Un muy elevado porcentaje de las empresas que cierran en el transcurso del presente estado de crisis hubiesen bajado la persiana de todas formas aún sin crisis.
Se trata en términos generales de empresas llevadas de forma deficiente, abiertas sin conocimientos específicos acerca del producto o servicio que venden, puestas en funcionamiento sin un mínimo estudio de mercado o montadas sin saber a ciencia cierta si lo que proponen al público corresponde a una demanda clara. Son también empresas -de cualquier medida, pero generalmente de pequeño tamaño- que carecen de una estrategia concreta para posicionarse en el mercado.
Me refiero por ejemplo a la multitud de chiringuitos inmobiliarios abiertos por toda la geografía del Estado al albur del chollo, de la intermediación pura y dura o de la supuesta facilidad –desde fuera casi todos los negocios parecen un juego de niños- para implantarlos y generar beneficios de forma inmediata.
Podemos añadir a la lista las innumerables tiendas de montaje de baños y cocinas de película, que proliferaron sin más equipaje que unas muestras en el escaparate, alguien sin apenas conocimientos del negocio detrás de una mesa y una lista de teléfonos de proveedores. O restaurantes de menú con propuesta idéntica a los que tienen en las inmediaciones, bares que basan su estrategia comercial en vender el pack “café con leche y bocadillo” a diez céntimos menos que otros establecimientos próximos o tiendas de electrodomésticos que parecen ignorar la capacidad de comunicación, los procedimientos comerciales, los acuerdos con las marcas y el poder de las grandes cadenas del ramo.
Lo mismo para las enormes tiendas de los concesionarios de automóviles, situadas en zonas periféricas y que han ido cerrando de forma lenta pero segura.
Los ciclos de creación de negocios o de implantaciones sin mayor razón que las modas o las oportunidades más supuestas que reales se han sucedido a lo largo de los años. Se abren en un corto espacio de tiempo multitud de negocios de una actividad determinada, al año han cerrado más de la mitad y el resto periclita lentamente, quedando finalmente a título de muestra los escasos exponentes del prodigio que supieron gestionar la actividad con sentido común. En todos estos casos la crisis no ha hecho más que acelerar la caída y no puede ser considerada causa directa del cierre. A lo sumo del adelanto.

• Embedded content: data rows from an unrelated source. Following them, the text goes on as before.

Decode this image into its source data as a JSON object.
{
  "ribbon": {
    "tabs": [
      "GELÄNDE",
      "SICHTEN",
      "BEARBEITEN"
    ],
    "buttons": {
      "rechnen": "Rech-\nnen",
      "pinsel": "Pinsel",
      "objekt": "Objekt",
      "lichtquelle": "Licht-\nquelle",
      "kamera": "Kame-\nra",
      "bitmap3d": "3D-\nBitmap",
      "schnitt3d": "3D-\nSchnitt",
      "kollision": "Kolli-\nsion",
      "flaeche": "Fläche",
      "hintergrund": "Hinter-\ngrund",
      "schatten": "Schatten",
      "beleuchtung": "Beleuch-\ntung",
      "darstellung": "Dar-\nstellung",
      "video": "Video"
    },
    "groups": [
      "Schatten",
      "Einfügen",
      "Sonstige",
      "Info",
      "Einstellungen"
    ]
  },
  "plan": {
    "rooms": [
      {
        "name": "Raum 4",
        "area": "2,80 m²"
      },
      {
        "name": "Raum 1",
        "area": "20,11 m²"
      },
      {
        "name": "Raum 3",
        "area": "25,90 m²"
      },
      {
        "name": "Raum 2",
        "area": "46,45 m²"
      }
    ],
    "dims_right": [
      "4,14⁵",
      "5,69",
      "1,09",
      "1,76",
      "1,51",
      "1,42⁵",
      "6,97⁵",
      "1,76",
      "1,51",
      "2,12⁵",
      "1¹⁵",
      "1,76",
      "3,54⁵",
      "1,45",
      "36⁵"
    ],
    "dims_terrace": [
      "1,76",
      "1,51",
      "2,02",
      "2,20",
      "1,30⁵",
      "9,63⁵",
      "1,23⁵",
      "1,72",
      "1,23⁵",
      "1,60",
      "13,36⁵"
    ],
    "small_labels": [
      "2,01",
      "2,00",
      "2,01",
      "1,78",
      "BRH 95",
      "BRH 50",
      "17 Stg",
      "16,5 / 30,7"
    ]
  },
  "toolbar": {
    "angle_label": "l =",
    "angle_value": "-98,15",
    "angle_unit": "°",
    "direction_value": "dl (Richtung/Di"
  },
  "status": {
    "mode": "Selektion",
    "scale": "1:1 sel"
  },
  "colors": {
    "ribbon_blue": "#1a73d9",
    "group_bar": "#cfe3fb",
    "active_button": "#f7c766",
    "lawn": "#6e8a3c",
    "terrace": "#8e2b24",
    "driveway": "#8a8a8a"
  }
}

Los restaurantes de menú a bajo precio o los bares que no pertenecen a grupos consolidados, o que no operan en régimen de franquicia de dichos grupos, son un ejemplo muy claro del que es fácil obtener datos reveladores y extraer conclusiones. A menudo se elige la situación en función de criterios de gran vaguedad, estimando de forma arbitraria, por ejemplo, que en determinada zona hay pocos establecimientos del tipo que se quiere implantar o que tal arteria es “una calle de mucho paso” o que la propuesta, aún siendo prácticamente idéntica a lo que ya existe en el entorno, será rentable al ser algo más barata o “distinta”.
Por razones de precio se eligen a menudo locales profundos y con poca fachada, características que los hacen escasamente comerciales y que requieren mucho más esfuerzo para conseguir que el cliente se atreva a entrar, otorgando contenido una vez más al dicho popular de “lo barato sale caro”. Ocurre además que el profesional o la empresa encargada de la adecuación y montaje –o la misma titularidad del negocio- eligen disposiciones, colores o iluminaciones que no se han pensado para la función que deben llevar a cabo y que no mejoran el atractivo del espacio ni invitan el cliente a consumir.
Teniendo en cuenta las disposiciones legales y las normativas en materia de seguridad, instalaciones, accesibilidad, aislamiento y otras que se exigen a ese tipo de negocios, los costes de implantación son elevados y sólo pueden amortizarse en plazos razonables si el establecimiento genera un adecuado nivel de facturación, con márgenes que tengan en cuenta la totalidad de cargas y con el soporte de sistemas de gestión rigurosos.
Cuando el planteamiento inicial no se adecua a lo expuesto y los fondos necesarios para la nueva implantación provienen de la venta o traspaso de un establecimiento anterior o de un crédito, es previsible que el rendimiento tampoco sea el adecuado, que los plazos de amortización no se cumplan y que la inversión pierda valor año a año, llegando incluso al colapso.
La actual crisis, publicitada hasta la náusea por la totalidad de los medios de comunicación con titulares apocalípticos y lecturas más que discutibles del estado de la cuestión, está sirviendo de coartada para infinidad de repliegues empresariales que ya eran previsibles hace un par de años.
Quizá sea ahora el momento de la lucidez, de llamar las cosas por su nombre y de exigir mínimas dosis de responsabilidad. Asumir nuestros propios errores se me antoja la mejor forma de cerrar un ciclo y de abordar el siguiente con alguna garantía añadida y, sobre todo, con el conocimiento cabal de cómo no hay que funcionar.